Anyone working with cannabis—imported, manufactures, sellers, etc.— were required to register with the Secretary of the Treasury and pay the occupational tax. Robert L. Doughton, another key ally of the DuPonts, quickly rubber-stamped the secret bill, despite objections by the AMA. Nowadays, we look at this as foolish. However, what is of major importance here is not just that it happened, but by how easy it was to pass it without most of the country noticing. They were outlawing by taxation. The term ‘marihuana’ was a clever political tool. Doctors would stand and defend cannabis, but no one was lining up for a strange Mexican drug called ‘marihuana’ cigarettes. The bill passed with little objection—as those who did were often derided publicly— and became law in December of 1937. Anslinger continued to fan the flames of the ‘marihuana’ hysteria, and while he was unable to federally ban cannabis (later achieved by the Controlled Substances Act of 1970), by the late 1930s, anti-cannabis legislation of some type existed in every state.
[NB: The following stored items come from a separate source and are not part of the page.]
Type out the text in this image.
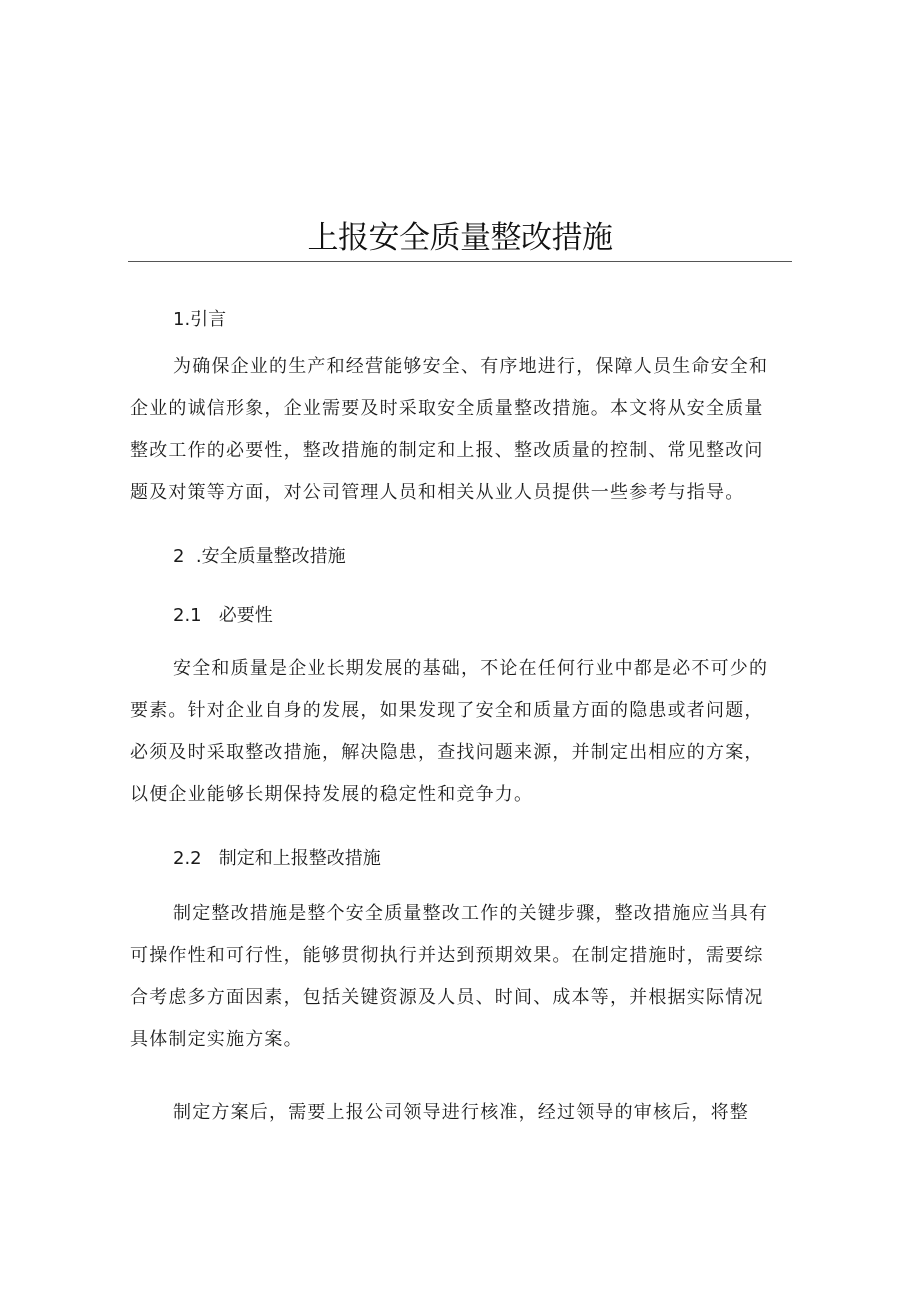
上报安全质量整改措施
1.引言
为确保企业的生产和经营能够安全、有序地进行，保障人员生命安全和
企业的诚信形象，企业需要及时采取安全质量整改措施。本文将从安全质量
整改工作的必要性，整改措施的制定和上报、整改质量的控制、常见整改问
题及对策等方面，对公司管理人员和相关从业人员提供一些参考与指导。
2  .安全质量整改措施
2.1   必要性
安全和质量是企业长期发展的基础，不论在任何行业中都是必不可少的
要素。针对企业自身的发展，如果发现了安全和质量方面的隐患或者问题，
必须及时采取整改措施，解决隐患，查找问题来源，并制定出相应的方案，
以便企业能够长期保持发展的稳定性和竞争力。
2.2   制定和上报整改措施
制定整改措施是整个安全质量整改工作的关键步骤，整改措施应当具有
可操作性和可行性，能够贯彻执行并达到预期效果。在制定措施时，需要综
合考虑多方面因素，包括关键资源及人员、时间、成本等，并根据实际情况
具体制定实施方案。
制定方案后，需要上报公司领导进行核准，经过领导的审核后，将整
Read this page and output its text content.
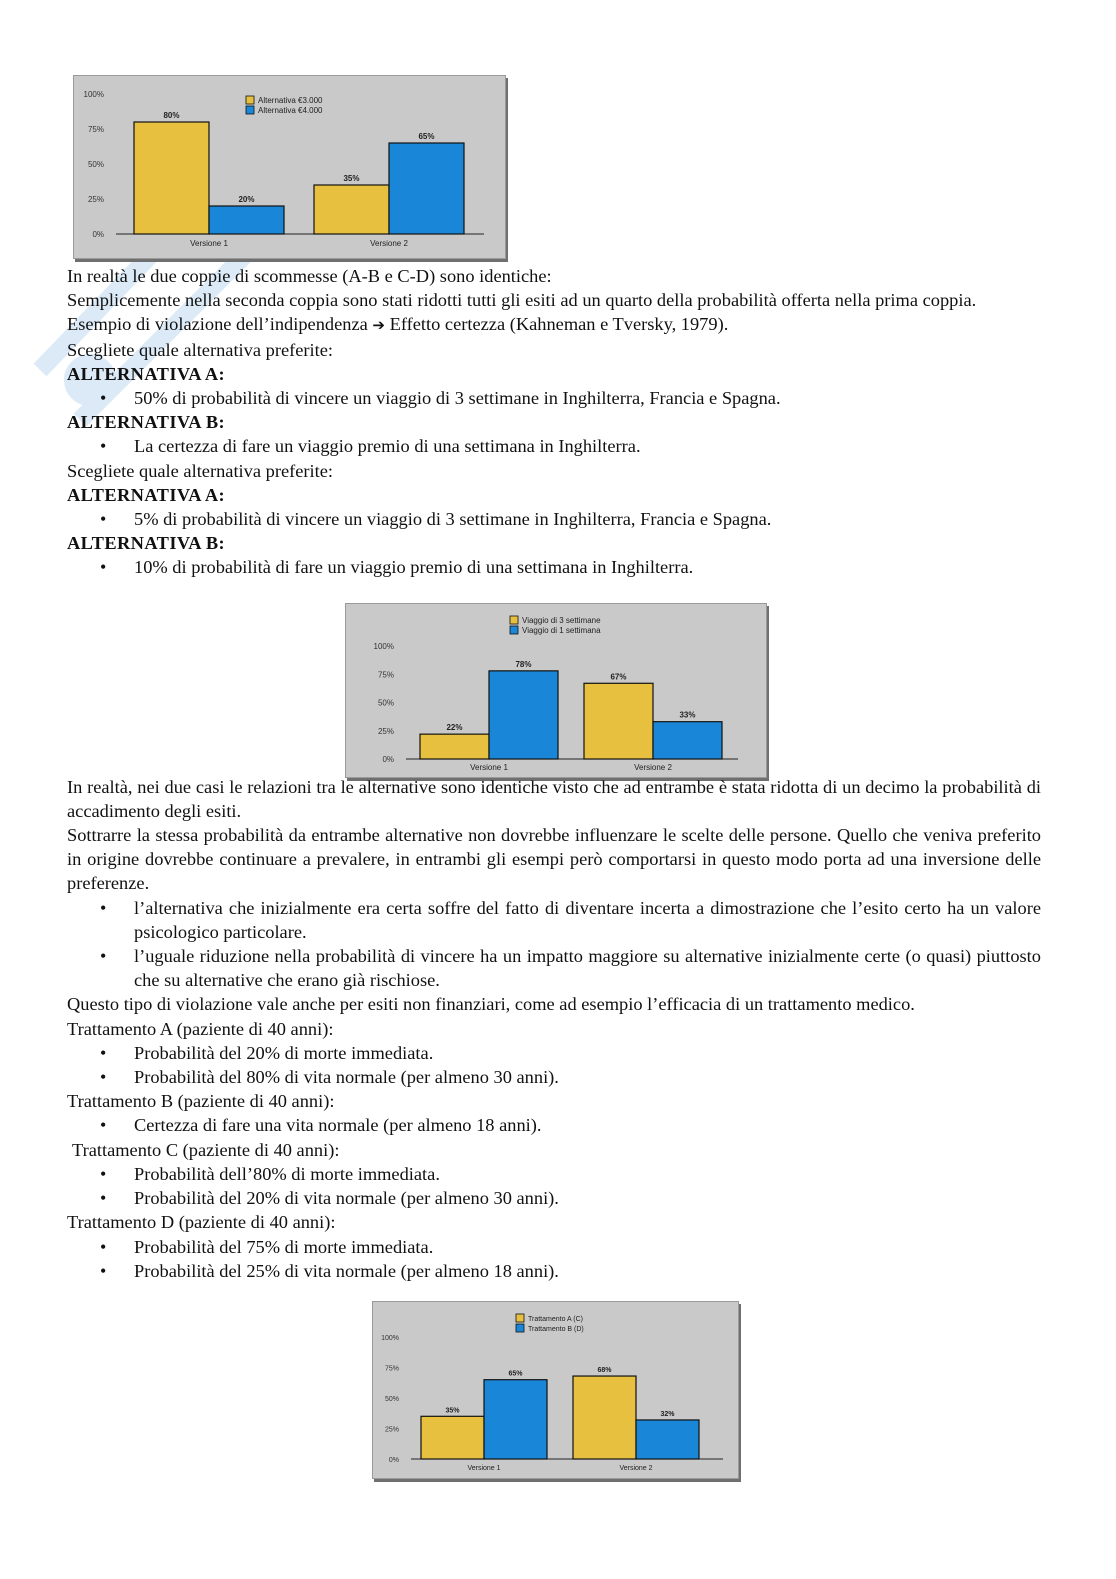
0%
25%
50%
75%
100%
80%
20%
Versione 1
35%
65%
Versione 2
Alternativa €3.000
Alternativa €4.000
0%
25%
50%
75%
100%
22%
78%
Versione 1
67%
33%
Versione 2
Viaggio di 3 settimane
Viaggio di 1 settimana
0%
25%
50%
75%
100%
35%
65%
Versione 1
68%
32%
Versione 2
Trattamento A (C)
Trattamento B (D)

In realtà le due coppie di scommesse (A-B e C-D) sono identiche:

Semplicemente nella seconda coppia sono stati ridotti tutti gli esiti ad un quarto della probabilità offerta nella prima coppia.

Esempio di violazione dell’indipendenza ➔ Effetto certezza (Kahneman e Tversky, 1979).

Scegliete quale alternativa preferite:

ALTERNATIVA A:

• 50% di probabilità di vincere un viaggio di 3 settimane in Inghilterra, Francia e Spagna.

ALTERNATIVA B:

• La certezza di fare un viaggio premio di una settimana in Inghilterra.

Scegliete quale alternativa preferite:

ALTERNATIVA A:

• 5% di probabilità di vincere un viaggio di 3 settimane in Inghilterra, Francia e Spagna.

ALTERNATIVA B:

• 10% di probabilità di fare un viaggio premio di una settimana in Inghilterra.

In realtà, nei due casi le relazioni tra le alternative sono identiche visto che ad entrambe è stata ridotta di un decimo la probabilità di accadimento degli esiti.

Sottrarre la stessa probabilità da entrambe alternative non dovrebbe influenzare le scelte delle persone. Quello che veniva preferito in origine dovrebbe continuare a prevalere, in entrambi gli esempi però comportarsi in questo modo porta ad una inversione delle preferenze.

• l’alternativa che inizialmente era certa soffre del fatto di diventare incerta a dimostrazione che l’esito certo ha un valore psicologico particolare.
• l’uguale riduzione nella probabilità di vincere ha un impatto maggiore su alternative inizialmente certe (o quasi) piuttosto che su alternative che erano già rischiose.

Questo tipo di violazione vale anche per esiti non finanziari, come ad esempio l’efficacia di un trattamento medico.

Trattamento A (paziente di 40 anni):

• Probabilità del 20% di morte immediata.
• Probabilità del 80% di vita normale (per almeno 30 anni).

Trattamento B (paziente di 40 anni):

• Certezza di fare una vita normale (per almeno 18 anni).

Trattamento C (paziente di 40 anni):

• Probabilità dell’80% di morte immediata.
• Probabilità del 20% di vita normale (per almeno 30 anni).

Trattamento D (paziente di 40 anni):

• Probabilità del 75% di morte immediata.
• Probabilità del 25% di vita normale (per almeno 18 anni).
New York Mayor Fiorello LaGuardia had other ideas in mind. In 1938, he appointed a scientific committee to study marijuana use in New York City. The committee included pharmacologists, public health experts, and psychiatrists. The committee would present their findings in 1944. Despite the popular slander about cannabis, LaGuardia’s committee found “no proof that major crime was associated with marijuana or that it caused aggressive or antisocial behavior.” The committee would claim no evidence that marijuana was sexually overstimulating and did not change someone’s personality. The continued study of cannabis after the LaGuardia Report findings continued to enrage the Bureau of Narcotics Director Harry Anslinger, who continued to denounce the report even sending a scathing letter to The Journal of the American Medical Association (JAMA). After continual harassment JAMA fell in line with the federal position regarding cannabis, even publishing an editorial dismissing the report as having a “thoroughly unscientific foundation.” Little did JAMA know that this cowardly decision would bolster the position of federal law enforcement and squash rescheduling of cannabis. This is the catch-22: the scheduling of cannabis as Schedule 1 makes it impossible for scientists and researchers to gain legal access to cannabis for study.
[1] Bonnie, R. J., & Whitebread, C. H. (1999). The marijuana conviction: A history of marijuana prohibition in the United States. New York: Lindesmith Center.